1) Run. Run far. Until I can't run anymore. So like... the next block over. Walk the rest of the way to my car in shame.

2) Go up to him and be super snarky. Tell him I don't appreciate being ignored and ask why he's being so sketchy. Yell "WHO IS SHE???" super loud.

3) Talk to him like an emotionally stable human.

I think about all my options, and decide the 3rd is the most adult-like thing to do. I approach and say hi, tell him he sounded good, pretend I am not pissed at all, the usual. I tell him I'm not staying, because I had a friend staying at my house that night, which was true. Could I have stayed longer? Yeah. But I was extremely uncomfortable and he clearly was not going to hang out with me the rest of the show. He says, "We should hang out sometime!" which is guy code for either "I never want to see you ever again" or "we should hang out sometime." It could go either way. I leave, and am pretty mad at myself for not foreseeing how poorly this was all going to go. Life was not an indie movie. I am just a Tinder girl, in a Tinder world. Life in matches. Not fantastic!

OOOH OOOH. COME ON EVERYONE SING ALONG.
We end up meeting up later the next week (I'm breaking my rule of chronological order but this is important to the story), so obviously I find an opportunity to bring it up. I mention that I felt a little ignored at his show, and he begins to look confused. He takes a few seconds to remember what happened that night. He claims he saw me when he was performing but didn't notice me standing nearby after. He explained that he was just doing his own thing and that's why he usually doesn't invite people he knows to his shows.
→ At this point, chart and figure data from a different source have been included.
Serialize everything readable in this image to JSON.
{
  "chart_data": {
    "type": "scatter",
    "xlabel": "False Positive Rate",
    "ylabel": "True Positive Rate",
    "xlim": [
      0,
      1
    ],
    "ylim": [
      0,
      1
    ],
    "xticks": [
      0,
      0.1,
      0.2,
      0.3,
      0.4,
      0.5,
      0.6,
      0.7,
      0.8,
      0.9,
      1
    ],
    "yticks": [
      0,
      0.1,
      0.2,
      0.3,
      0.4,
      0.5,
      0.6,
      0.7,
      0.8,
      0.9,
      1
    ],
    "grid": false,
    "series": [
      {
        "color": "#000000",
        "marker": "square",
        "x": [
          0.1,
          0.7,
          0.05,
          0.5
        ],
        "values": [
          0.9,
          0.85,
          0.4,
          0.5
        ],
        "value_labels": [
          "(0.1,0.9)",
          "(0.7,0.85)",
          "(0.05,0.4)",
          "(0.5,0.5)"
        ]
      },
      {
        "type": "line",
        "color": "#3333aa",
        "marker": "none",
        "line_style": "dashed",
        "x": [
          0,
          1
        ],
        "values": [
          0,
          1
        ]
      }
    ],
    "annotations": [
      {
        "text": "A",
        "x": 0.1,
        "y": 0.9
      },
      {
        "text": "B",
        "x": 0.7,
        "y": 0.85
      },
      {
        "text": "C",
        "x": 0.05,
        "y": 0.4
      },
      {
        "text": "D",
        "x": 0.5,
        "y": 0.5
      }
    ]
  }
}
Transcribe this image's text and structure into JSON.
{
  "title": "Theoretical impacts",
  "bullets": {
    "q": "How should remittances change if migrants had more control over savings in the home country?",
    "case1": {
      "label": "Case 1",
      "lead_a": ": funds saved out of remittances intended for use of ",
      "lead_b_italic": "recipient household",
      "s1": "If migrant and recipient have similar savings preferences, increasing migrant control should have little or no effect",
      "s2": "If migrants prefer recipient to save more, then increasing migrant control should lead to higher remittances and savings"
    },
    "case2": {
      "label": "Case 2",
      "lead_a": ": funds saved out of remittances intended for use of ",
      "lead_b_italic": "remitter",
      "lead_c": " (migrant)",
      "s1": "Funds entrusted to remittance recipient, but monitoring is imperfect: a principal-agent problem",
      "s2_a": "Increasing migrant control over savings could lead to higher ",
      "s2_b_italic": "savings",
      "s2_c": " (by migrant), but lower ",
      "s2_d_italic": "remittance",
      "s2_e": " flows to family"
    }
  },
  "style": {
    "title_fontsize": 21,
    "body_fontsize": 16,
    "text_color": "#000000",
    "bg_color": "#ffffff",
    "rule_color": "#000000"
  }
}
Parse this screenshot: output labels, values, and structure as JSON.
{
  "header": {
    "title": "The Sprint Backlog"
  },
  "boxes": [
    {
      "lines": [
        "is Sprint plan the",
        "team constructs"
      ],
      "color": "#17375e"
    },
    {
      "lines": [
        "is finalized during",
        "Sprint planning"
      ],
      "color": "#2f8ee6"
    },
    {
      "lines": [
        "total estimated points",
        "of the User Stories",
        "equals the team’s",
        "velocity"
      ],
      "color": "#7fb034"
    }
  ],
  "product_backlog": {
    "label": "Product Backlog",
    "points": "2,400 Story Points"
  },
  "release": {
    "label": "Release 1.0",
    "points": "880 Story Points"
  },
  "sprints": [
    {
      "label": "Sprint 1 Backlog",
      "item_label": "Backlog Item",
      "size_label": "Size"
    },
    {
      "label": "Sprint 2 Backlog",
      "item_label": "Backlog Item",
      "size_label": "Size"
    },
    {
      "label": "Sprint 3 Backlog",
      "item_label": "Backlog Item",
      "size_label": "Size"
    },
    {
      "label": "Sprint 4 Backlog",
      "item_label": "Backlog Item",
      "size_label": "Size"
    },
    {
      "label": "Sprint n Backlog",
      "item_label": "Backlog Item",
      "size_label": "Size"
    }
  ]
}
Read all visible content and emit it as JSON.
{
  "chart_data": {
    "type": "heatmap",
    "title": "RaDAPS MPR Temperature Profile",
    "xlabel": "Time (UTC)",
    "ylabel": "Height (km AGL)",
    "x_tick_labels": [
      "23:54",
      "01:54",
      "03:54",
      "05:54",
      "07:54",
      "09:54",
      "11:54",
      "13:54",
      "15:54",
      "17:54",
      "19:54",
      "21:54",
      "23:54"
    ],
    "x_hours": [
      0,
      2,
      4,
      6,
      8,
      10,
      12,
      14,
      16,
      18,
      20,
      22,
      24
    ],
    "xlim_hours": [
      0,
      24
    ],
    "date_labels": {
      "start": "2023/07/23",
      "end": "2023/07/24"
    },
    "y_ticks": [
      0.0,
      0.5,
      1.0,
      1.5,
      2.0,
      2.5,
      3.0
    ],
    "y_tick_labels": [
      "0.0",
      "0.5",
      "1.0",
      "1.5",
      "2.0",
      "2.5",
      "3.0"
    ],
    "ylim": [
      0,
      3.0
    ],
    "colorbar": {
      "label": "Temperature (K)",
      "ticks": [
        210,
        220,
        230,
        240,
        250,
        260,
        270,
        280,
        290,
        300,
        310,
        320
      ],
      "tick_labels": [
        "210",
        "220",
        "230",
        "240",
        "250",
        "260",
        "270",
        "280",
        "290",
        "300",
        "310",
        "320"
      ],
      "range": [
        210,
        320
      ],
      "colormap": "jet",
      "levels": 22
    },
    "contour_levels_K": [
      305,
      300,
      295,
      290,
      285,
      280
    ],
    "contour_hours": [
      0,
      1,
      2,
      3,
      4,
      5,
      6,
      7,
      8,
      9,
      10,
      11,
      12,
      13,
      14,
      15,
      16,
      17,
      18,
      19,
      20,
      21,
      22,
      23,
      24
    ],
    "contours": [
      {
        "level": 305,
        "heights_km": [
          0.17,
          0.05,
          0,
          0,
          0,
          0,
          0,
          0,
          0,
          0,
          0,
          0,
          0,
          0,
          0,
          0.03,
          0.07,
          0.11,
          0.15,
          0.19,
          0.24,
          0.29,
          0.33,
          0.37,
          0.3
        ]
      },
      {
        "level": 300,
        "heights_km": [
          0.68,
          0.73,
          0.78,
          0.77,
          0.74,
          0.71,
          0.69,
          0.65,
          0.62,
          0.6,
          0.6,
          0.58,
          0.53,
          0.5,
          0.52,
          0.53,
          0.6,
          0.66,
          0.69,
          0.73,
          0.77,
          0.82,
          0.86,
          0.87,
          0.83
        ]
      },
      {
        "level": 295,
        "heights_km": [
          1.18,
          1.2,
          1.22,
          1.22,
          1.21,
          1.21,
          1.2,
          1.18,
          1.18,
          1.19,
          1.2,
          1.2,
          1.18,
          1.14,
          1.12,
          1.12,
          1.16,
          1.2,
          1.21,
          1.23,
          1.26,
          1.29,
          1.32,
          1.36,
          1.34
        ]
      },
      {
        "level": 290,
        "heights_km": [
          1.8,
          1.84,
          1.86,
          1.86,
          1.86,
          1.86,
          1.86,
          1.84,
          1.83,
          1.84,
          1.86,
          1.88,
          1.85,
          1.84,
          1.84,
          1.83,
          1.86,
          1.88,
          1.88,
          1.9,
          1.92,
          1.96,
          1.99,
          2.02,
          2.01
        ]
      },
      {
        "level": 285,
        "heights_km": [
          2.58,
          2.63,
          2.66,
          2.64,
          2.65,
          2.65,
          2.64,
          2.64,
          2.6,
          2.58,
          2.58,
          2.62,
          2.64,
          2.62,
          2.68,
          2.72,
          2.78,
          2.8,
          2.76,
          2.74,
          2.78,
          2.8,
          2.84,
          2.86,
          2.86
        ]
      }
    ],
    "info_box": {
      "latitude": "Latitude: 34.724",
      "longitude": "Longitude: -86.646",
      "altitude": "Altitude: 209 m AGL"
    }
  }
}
HOW DID I MISS THAT BEFORE?!? He probably had tried to steer me away from coming and I wasn't getting the hint. I had the 500 Days of Summer soundtrack blasting too loudly in my head. Oops.

So basically, I misinterpreted everything and overreacted for no reason. Sounds about right! Way to go, me. We still talk sometimes but I think we both know it's not going to be anything serious. Although I never found out what shampoo he uses, I'm glad I gave it a chance. I learned that I really need to chill, and stop assuming the worst out of every man. The only upside to this is being pleasantly surprised when they do something very average. "You remembered my name??? Wow you're a gem, what are you doing for the rest of your life? You busy? Wanna get married?" But I will try to rewire my brain to stop taking things personally, as much fun as it is to make everything about me. Sometimes a guy isn't trying to piss you off and is literally not thinking about it. Or anything. I still haven't figured out how this occurs. If I'm not thinking about anything, assume I am comatose and take me to the hospital immediately.